Recently, parties to a Trademark Trial and Appeal Board Opposition learned a hard lesson.  In Lumber Liquidators Services, LLC v. Columbia Insurance Company, (decision here) Opposer, Lumber Liquidator Services, filed a motion for summary judgment on July 5, 2021 that was actually due on July 2, 2021 after misapplying Trademark Rule 2.196.

A motion for summary judgment before the TTAB must be filed the day before the deadline to serve pretrial disclosures.  Here, pretrial disclosures were due on July 3, 2021, a Saturday.  In filing on July 5, 2021 instead, Opposer relied on Trademark Rule 2.196, 37 C.F.R. § 2.196, which allows parties to take an “action” on the day following a weekend or federal holiday if “the day, or the last day fixed by statute or regulation” for that action falls on a Saturday, Sunday or federal holiday. 

Opposer reasoned that because July 3, 2021 was a Saturday, and July 5, 2021 was a federally observed holiday, then pretrial disclosures were actually due on July 6, 2021.  However, Opposer’s motion was untimely because Trademark Rule 2.196 did not make the pretrial disclosures due on July 6.

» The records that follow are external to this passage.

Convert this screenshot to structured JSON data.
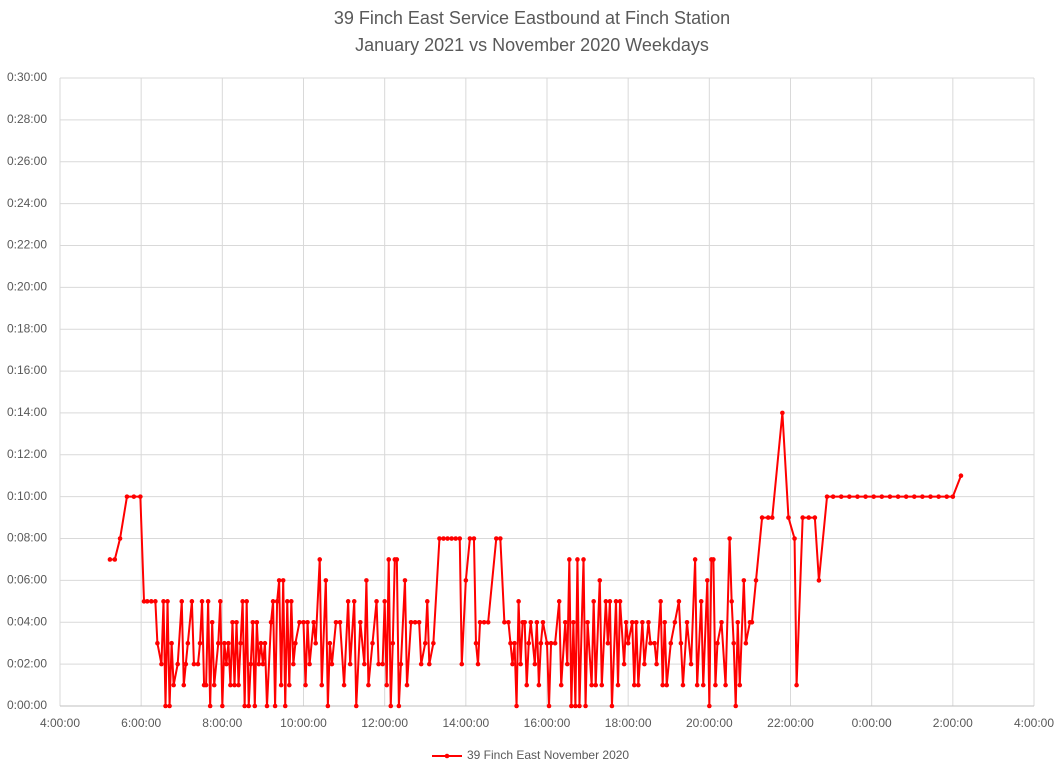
{
  "chart_data": {
    "type": "line",
    "title": "39 Finch East Service Eastbound at Finch Station",
    "subtitle": "January 2021 vs November 2020 Weekdays",
    "x": [
      5.23,
      5.35,
      5.48,
      5.65,
      5.82,
      5.98,
      6.07,
      6.15,
      6.25,
      6.35,
      6.4,
      6.5,
      6.55,
      6.6,
      6.65,
      6.7,
      6.75,
      6.8,
      6.9,
      7.0,
      7.05,
      7.1,
      7.15,
      7.25,
      7.3,
      7.4,
      7.45,
      7.5,
      7.55,
      7.6,
      7.65,
      7.7,
      7.75,
      7.8,
      7.9,
      7.95,
      8.0,
      8.05,
      8.1,
      8.15,
      8.2,
      8.25,
      8.3,
      8.35,
      8.4,
      8.45,
      8.5,
      8.55,
      8.6,
      8.65,
      8.7,
      8.75,
      8.8,
      8.85,
      8.9,
      8.95,
      9.0,
      9.05,
      9.1,
      9.2,
      9.25,
      9.3,
      9.35,
      9.4,
      9.45,
      9.5,
      9.55,
      9.6,
      9.65,
      9.7,
      9.75,
      9.8,
      9.9,
      10.0,
      10.05,
      10.1,
      10.15,
      10.25,
      10.3,
      10.4,
      10.45,
      10.55,
      10.6,
      10.65,
      10.7,
      10.8,
      10.9,
      11.0,
      11.1,
      11.15,
      11.25,
      11.3,
      11.4,
      11.5,
      11.55,
      11.6,
      11.7,
      11.8,
      11.85,
      11.95,
      12.0,
      12.05,
      12.1,
      12.15,
      12.2,
      12.25,
      12.3,
      12.35,
      12.4,
      12.5,
      12.55,
      12.65,
      12.75,
      12.85,
      12.9,
      13.0,
      13.05,
      13.1,
      13.2,
      13.35,
      13.45,
      13.55,
      13.65,
      13.75,
      13.85,
      13.9,
      14.0,
      14.1,
      14.2,
      14.25,
      14.3,
      14.35,
      14.45,
      14.55,
      14.75,
      14.85,
      14.95,
      15.05,
      15.1,
      15.15,
      15.2,
      15.25,
      15.3,
      15.35,
      15.4,
      15.45,
      15.5,
      15.55,
      15.6,
      15.7,
      15.75,
      15.8,
      15.85,
      15.9,
      16.0,
      16.05,
      16.1,
      16.2,
      16.3,
      16.35,
      16.45,
      16.5,
      16.55,
      16.6,
      16.65,
      16.7,
      16.75,
      16.8,
      16.9,
      16.95,
      17.0,
      17.1,
      17.15,
      17.2,
      17.3,
      17.35,
      17.45,
      17.5,
      17.55,
      17.6,
      17.7,
      17.75,
      17.8,
      17.9,
      17.95,
      18.0,
      18.1,
      18.15,
      18.2,
      18.25,
      18.35,
      18.4,
      18.5,
      18.55,
      18.65,
      18.7,
      18.8,
      18.85,
      18.9,
      18.95,
      19.05,
      19.15,
      19.25,
      19.3,
      19.35,
      19.45,
      19.55,
      19.65,
      19.7,
      19.8,
      19.85,
      19.95,
      20.0,
      20.05,
      20.1,
      20.15,
      20.2,
      20.3,
      20.4,
      20.5,
      20.55,
      20.6,
      20.65,
      20.7,
      20.75,
      20.85,
      20.9,
      21.0,
      21.05,
      21.15,
      21.3,
      21.45,
      21.55,
      21.8,
      21.95,
      22.1,
      22.15,
      22.3,
      22.45,
      22.6,
      22.7,
      22.9,
      23.05,
      23.25,
      23.45,
      23.65,
      23.85,
      24.05,
      24.25,
      24.45,
      24.65,
      24.85,
      25.05,
      25.25,
      25.45,
      25.65,
      25.85,
      26.0,
      26.2
    ],
    "series": [
      {
        "name": "39 Finch East November 2020",
        "color": "#ff0000",
        "values": [
          7,
          7,
          8,
          10,
          10,
          10,
          5,
          5,
          5,
          5,
          3,
          2,
          5,
          0,
          5,
          0,
          3,
          1,
          2,
          5,
          1,
          2,
          3,
          5,
          2,
          2,
          3,
          5,
          1,
          1,
          5,
          0,
          4,
          1,
          3,
          5,
          0,
          3,
          2,
          3,
          1,
          4,
          1,
          4,
          1,
          3,
          5,
          0,
          5,
          0,
          2,
          4,
          0,
          4,
          2,
          3,
          2,
          3,
          0,
          4,
          5,
          0,
          5,
          6,
          1,
          6,
          0,
          5,
          1,
          5,
          2,
          3,
          4,
          4,
          1,
          4,
          2,
          4,
          3,
          7,
          1,
          6,
          0,
          3,
          2,
          4,
          4,
          1,
          5,
          2,
          5,
          0,
          4,
          2,
          6,
          1,
          3,
          5,
          2,
          2,
          5,
          1,
          7,
          0,
          3,
          7,
          7,
          0,
          2,
          6,
          1,
          4,
          4,
          4,
          2,
          3,
          5,
          2,
          3,
          8,
          8,
          8,
          8,
          8,
          8,
          2,
          6,
          8,
          8,
          3,
          2,
          4,
          4,
          4,
          8,
          8,
          4,
          4,
          3,
          2,
          3,
          0,
          5,
          2,
          4,
          4,
          1,
          3,
          4,
          2,
          4,
          1,
          3,
          4,
          3,
          0,
          3,
          3,
          5,
          1,
          4,
          2,
          7,
          0,
          4,
          0,
          7,
          0,
          7,
          0,
          4,
          1,
          5,
          1,
          6,
          1,
          5,
          3,
          5,
          0,
          5,
          1,
          5,
          2,
          4,
          3,
          4,
          1,
          4,
          1,
          4,
          2,
          4,
          3,
          3,
          2,
          5,
          1,
          4,
          1,
          3,
          4,
          5,
          3,
          1,
          4,
          2,
          7,
          1,
          5,
          1,
          6,
          0,
          7,
          7,
          1,
          3,
          4,
          1,
          8,
          5,
          3,
          0,
          4,
          1,
          6,
          3,
          4,
          4,
          6,
          9,
          9,
          9,
          14,
          9,
          8,
          1,
          9,
          9,
          9,
          6,
          10,
          10,
          10,
          10,
          10,
          10,
          10,
          10,
          10,
          10,
          10,
          10,
          10,
          10,
          10,
          10,
          10,
          11
        ]
      }
    ],
    "xlim": [
      4,
      28
    ],
    "xticks": [
      {
        "value": 4,
        "label": "4:00:00"
      },
      {
        "value": 6,
        "label": "6:00:00"
      },
      {
        "value": 8,
        "label": "8:00:00"
      },
      {
        "value": 10,
        "label": "10:00:00"
      },
      {
        "value": 12,
        "label": "12:00:00"
      },
      {
        "value": 14,
        "label": "14:00:00"
      },
      {
        "value": 16,
        "label": "16:00:00"
      },
      {
        "value": 18,
        "label": "18:00:00"
      },
      {
        "value": 20,
        "label": "20:00:00"
      },
      {
        "value": 22,
        "label": "22:00:00"
      },
      {
        "value": 24,
        "label": "0:00:00"
      },
      {
        "value": 26,
        "label": "2:00:00"
      },
      {
        "value": 28,
        "label": "4:00:00"
      }
    ],
    "ylim": [
      0,
      30
    ],
    "yticks": [
      {
        "value": 0,
        "label": "0:00:00"
      },
      {
        "value": 2,
        "label": "0:02:00"
      },
      {
        "value": 4,
        "label": "0:04:00"
      },
      {
        "value": 6,
        "label": "0:06:00"
      },
      {
        "value": 8,
        "label": "0:08:00"
      },
      {
        "value": 10,
        "label": "0:10:00"
      },
      {
        "value": 12,
        "label": "0:12:00"
      },
      {
        "value": 14,
        "label": "0:14:00"
      },
      {
        "value": 16,
        "label": "0:16:00"
      },
      {
        "value": 18,
        "label": "0:18:00"
      },
      {
        "value": 20,
        "label": "0:20:00"
      },
      {
        "value": 22,
        "label": "0:22:00"
      },
      {
        "value": 24,
        "label": "0:24:00"
      },
      {
        "value": 26,
        "label": "0:26:00"
      },
      {
        "value": 28,
        "label": "0:28:00"
      },
      {
        "value": 30,
        "label": "0:30:00"
      }
    ],
    "grid": true,
    "legend": "bottom"
  }
}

You see, Trademark Rule 2.196 does not make something due the day following a weekend or federal holiday.  All Trademark Rule 2.196 does is allow a party (in a TTAB proceeding or in any other part of the trademark prosecution process) to take an action the day after a weekend or federal holiday as though that action had been taken on the due date.  In the Board’s own words, “the action that was required to be taken by that date – Opposer’s service of its pretrial disclosures – would be considered timely if service were made on the next succeeding business day, Tuesday, July 6, 2021.”  (emphasis in original).  Because Trademark Rule 2.196 did not change the due date for pretrial disclosures, it follows that the due date for a motion for summary judgment remained unchanged as well. 

In fact, the Board had previously dealt with variations on this theme.  In Asustek Comput. Inc. v. Chengdu Westhouse Interactive Entm’t. Co., 128 U.S.P.Q.2d 1470 (T.T.A.B. 2018), the Board considered the analogous issue of whether opposer’s motion to compel, also due the day before pretrial disclosures, was timely filed.  In Asustek, opposer filed their motion to compel on Monday, September 25, 2017, which was the day pretrial disclosures were due, reasoning that Trademark Rule 2.196 allowed them to file on a Monday since the deadline was a Sunday.  There, the Board found the motion untimely, explaining that the rule regarding the filing of a motion to compel “does not fix a particular day by which a motion to compel must be filed, but instead ensures that the motion be filed before the day of another event (pretrial disclosures) occurs.” 

The Board’s decision should not come as a surprise given that the first sentence of Trademark Rule 2.196 reads: “Whenever periods of time are specified in this part in days, calendar days are intended.”  But, as humans, it’s sometimes easier to internalize the exception rather than the rule, especially when it involves a day off.  Unfortunately, there are no second chances here, so double check those dockets and make sure you file before the long weekend.